It was classed as a benchmark month. A period when we’d learn a bit more about Rotherham United in view of the teams they were playing.
They could surprise us and show they really are a genuine top-six side.
Or they could be found out, struggle a bit and look booked for a bottom-half finish.
Or perhaps they might be somewhere in between. Competitive, yes, better than bottom half but not quite the real deal which one or two optimists - probably a tad over-eager early on - had talked them up as.
Perhaps we should go for option three then. Not as a criticsim either.

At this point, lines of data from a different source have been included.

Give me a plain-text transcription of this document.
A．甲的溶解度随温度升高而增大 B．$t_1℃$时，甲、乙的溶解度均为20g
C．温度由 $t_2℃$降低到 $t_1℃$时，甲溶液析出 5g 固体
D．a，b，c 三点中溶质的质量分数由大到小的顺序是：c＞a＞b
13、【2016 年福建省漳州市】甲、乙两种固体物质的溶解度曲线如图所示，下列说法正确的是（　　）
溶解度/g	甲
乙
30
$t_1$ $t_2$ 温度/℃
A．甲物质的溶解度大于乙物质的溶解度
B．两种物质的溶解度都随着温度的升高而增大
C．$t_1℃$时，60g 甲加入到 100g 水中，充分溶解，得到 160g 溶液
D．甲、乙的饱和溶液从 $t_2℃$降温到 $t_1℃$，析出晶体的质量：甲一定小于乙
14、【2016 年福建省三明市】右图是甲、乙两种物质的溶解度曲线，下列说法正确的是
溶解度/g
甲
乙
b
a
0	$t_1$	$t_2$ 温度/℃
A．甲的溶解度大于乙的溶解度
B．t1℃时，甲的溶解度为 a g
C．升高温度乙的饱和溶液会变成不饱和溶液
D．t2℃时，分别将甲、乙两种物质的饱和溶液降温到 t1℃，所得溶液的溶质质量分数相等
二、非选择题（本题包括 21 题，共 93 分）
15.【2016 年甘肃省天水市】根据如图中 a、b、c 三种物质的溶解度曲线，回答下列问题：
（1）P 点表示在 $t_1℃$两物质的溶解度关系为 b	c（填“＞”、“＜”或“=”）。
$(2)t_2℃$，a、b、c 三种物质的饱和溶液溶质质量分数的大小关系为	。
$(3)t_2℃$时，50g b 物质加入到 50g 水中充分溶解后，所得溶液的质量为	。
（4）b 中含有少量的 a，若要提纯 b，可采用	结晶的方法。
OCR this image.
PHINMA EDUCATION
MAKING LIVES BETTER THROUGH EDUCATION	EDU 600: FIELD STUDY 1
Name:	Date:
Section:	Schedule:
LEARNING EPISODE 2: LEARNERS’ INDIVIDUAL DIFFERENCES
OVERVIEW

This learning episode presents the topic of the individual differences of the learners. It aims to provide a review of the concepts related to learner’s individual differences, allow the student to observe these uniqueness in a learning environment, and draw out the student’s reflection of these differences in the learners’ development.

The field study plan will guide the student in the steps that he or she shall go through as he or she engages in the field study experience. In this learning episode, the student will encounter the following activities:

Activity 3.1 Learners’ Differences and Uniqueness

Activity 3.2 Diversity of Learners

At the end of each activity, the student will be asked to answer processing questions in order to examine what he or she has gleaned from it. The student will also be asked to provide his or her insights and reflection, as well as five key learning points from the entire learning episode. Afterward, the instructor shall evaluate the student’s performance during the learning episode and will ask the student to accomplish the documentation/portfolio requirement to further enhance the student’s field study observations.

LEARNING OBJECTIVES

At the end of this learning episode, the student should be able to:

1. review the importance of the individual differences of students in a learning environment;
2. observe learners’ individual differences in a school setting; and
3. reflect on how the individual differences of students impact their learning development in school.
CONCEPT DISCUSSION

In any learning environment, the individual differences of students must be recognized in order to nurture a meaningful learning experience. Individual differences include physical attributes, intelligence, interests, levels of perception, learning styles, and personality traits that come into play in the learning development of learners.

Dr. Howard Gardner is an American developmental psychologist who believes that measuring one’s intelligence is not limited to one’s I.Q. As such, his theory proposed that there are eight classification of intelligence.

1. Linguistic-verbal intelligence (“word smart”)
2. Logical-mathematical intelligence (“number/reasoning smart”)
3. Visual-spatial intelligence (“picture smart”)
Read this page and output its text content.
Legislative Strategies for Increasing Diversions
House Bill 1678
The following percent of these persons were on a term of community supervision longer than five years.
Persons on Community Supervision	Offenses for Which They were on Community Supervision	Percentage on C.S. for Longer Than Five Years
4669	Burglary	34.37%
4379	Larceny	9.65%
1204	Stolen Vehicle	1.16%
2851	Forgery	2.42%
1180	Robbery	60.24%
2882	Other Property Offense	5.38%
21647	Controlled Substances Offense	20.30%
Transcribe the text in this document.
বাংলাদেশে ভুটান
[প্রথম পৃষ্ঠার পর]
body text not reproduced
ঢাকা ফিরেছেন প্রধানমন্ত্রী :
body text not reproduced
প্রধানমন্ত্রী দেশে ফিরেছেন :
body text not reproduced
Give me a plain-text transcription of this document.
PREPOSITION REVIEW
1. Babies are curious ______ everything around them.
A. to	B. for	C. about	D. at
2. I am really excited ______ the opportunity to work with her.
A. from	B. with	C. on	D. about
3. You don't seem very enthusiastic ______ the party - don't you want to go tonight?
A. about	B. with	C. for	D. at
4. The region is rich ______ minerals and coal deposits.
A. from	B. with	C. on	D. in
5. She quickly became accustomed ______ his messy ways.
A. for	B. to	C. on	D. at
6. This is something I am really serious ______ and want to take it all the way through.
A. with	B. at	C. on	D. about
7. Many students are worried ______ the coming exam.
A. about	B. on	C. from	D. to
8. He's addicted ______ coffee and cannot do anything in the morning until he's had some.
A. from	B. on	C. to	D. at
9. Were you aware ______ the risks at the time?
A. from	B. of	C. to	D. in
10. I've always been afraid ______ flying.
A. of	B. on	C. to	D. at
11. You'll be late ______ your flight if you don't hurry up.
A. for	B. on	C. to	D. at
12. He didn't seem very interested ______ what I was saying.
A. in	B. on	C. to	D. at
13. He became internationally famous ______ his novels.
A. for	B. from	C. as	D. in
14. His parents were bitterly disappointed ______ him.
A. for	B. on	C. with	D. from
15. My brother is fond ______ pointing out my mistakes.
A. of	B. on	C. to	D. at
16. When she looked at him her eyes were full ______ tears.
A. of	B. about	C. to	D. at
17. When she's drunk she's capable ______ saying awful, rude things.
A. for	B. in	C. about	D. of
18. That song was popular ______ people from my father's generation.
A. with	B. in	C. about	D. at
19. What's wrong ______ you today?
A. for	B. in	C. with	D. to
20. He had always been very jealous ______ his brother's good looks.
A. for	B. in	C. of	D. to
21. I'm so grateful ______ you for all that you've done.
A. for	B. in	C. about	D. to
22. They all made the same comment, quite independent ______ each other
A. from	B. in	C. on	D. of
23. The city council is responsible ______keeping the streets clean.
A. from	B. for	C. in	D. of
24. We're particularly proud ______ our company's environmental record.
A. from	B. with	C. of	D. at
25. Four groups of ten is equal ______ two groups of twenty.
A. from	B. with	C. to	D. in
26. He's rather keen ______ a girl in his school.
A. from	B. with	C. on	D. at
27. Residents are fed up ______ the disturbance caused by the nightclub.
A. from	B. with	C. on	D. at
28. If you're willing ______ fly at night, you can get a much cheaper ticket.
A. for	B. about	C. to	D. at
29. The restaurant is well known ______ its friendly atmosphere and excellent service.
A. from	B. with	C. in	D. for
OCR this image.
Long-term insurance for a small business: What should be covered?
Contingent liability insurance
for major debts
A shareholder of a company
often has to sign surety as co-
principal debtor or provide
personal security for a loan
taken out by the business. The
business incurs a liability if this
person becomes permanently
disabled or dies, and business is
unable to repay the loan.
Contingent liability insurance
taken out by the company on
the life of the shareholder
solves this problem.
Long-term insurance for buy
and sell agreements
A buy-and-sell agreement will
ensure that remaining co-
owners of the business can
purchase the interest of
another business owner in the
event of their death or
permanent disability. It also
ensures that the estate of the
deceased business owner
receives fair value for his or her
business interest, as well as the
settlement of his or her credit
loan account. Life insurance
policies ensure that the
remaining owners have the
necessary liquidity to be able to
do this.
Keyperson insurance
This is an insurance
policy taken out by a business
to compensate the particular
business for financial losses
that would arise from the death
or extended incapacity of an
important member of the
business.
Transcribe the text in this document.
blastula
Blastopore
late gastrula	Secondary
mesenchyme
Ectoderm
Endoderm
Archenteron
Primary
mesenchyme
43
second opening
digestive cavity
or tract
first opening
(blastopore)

Just an assessment of what’s gone off this past month. And this game, against the League One leaders on their own patch, gave us an idea why Millers followers can be encouraged but also why, without improvements in certain aspects of their game, they will probably stay about where they are.
Yes, after a first half of little impact, they produced a second-half full of the vibrant, progressive football we have seen plenty of this season. It had Orient rocked on the back foot and forced to show all their defensive resilience and good organisation.
But, as the Millers ponder that second half in which they made a more than valid case to be worth a point, they will reflect on the fact that once again they have plaudits but not the points to go with them.
Let’s take Orient first - and you often see this with teams at the top.
They didn’t play well in the second half (and were good but not great in the first) but what they did do was dig in, work hard and for each other, graft, defend doggedly and dig out a result.
Funny, but top teams will do that. Not play well but win.
Then you consider the Millers. Playing well and not winning!
In their manager’s words, they have had two poor halves in the month - second half v Swindon and first half in this game. Played pretty well rest of the time.
They hammered Peterborough and lost. Swamped Swindon with 25 minutes of the best football by a Rotherham side in recent years and lost.
They pushed MK Dons hard with 10 men; had Tranmere on the rack for an hour. Here, Orient were tested and the home fans living on their nerves in the second half.
But, the fine victory at Brentford apart, they have been unable to win.
When Steve Evans and his staff sit down to analyse where they stand at the end of October - which is what The Gaffer said he was always planning to do - they will know where they aren’t quite coming up to scratch.
They can’t, for whatever reason, create enough good enough opportunities or, when they do, the finish is lacking.
Evans has a slight dilemma too.
Few would argue with him playing Michael O’Connor, Lee Frecklington, Rob Milsom and Ben Pringle. No natural wide man there though.
When Agard plays on the right, it can tend to leave Alex Revell isolated. When Kieran Agard pushed up alongside Revell after half-time, there was more sustained attacking and they were a bit sharper in the final third.
Of course, somebody will cry “we need a goalscorer” - that wonderful commodity but one which doesn’t grow on trees.
Someone may point to Messrs Daniel Nardiello and Matt Tubbs who both began on the bench. But how do they fit into the equation of a quart into a pint pot?
At some stage Evans may have to consider Tubbs, at least giving him a chance to show if he could be the goal-poacher to snap up a chance or two. If the striker can’t effect improvement, then at least he’ll know a bit more about him at this level.
Nothing should detract from the worthiness of Rotherham’s performances, some of their football and the exciting nature of their approach.
But they will need, in the long run, to make it count if they are not to suffer more hard luck stories and endure pointless praise.
So far, they have matched clubs above them but, with one exception, haven’t been good enough to beat them.
Orient had an air of confidence about them at the start and you’d expect that after their run.
They looked under orders to start strongly and try and put Tuesday night’s first defeat of the season behind them.
They were hard-working, pressuring Rotherham in all areas, well organised, and had players who did the dirty side of the job.
They had some handy experience too, understanding among players and a belief.
Rotherham combated them well, with Mark Bradley producing some splendid work on the cover and he was to do that right through the game.
Kari Arnason’s reading of situations stood out and it was an intriguing battle between him and Craig Morgan and front duo Kevin Lisbie and David Mooney.
Rotherham had got over Orient’s bright start when they conceded on 27 minutes, ultimately unlucky after Adam Collin made a fantastic save, the home side getting the rub of the green with rebounds etcetera for Lisbie to score.
Rotherham had a real go in the second half. Orient did seem to become reliant on their defending and they didn’t play well going forward.
Agard struck the side-netting and fired a 20-yarder wide, Revell having failed to pull away into space which would have seen Agard play him in - the big man actually moved the other way.
There was a brilliant challenge on Mooney by Morgan who will be missing next Saturday due to a fifth booking.
Rotherham couldn’t find or create space in crucial areas and stoppage time saw Collin make a fantastic save from Cox before Bradley cleared off the line from Stockley with Collin making another stop at the end.
So far so good for the Millers but not quite good enough to be in the leading pack.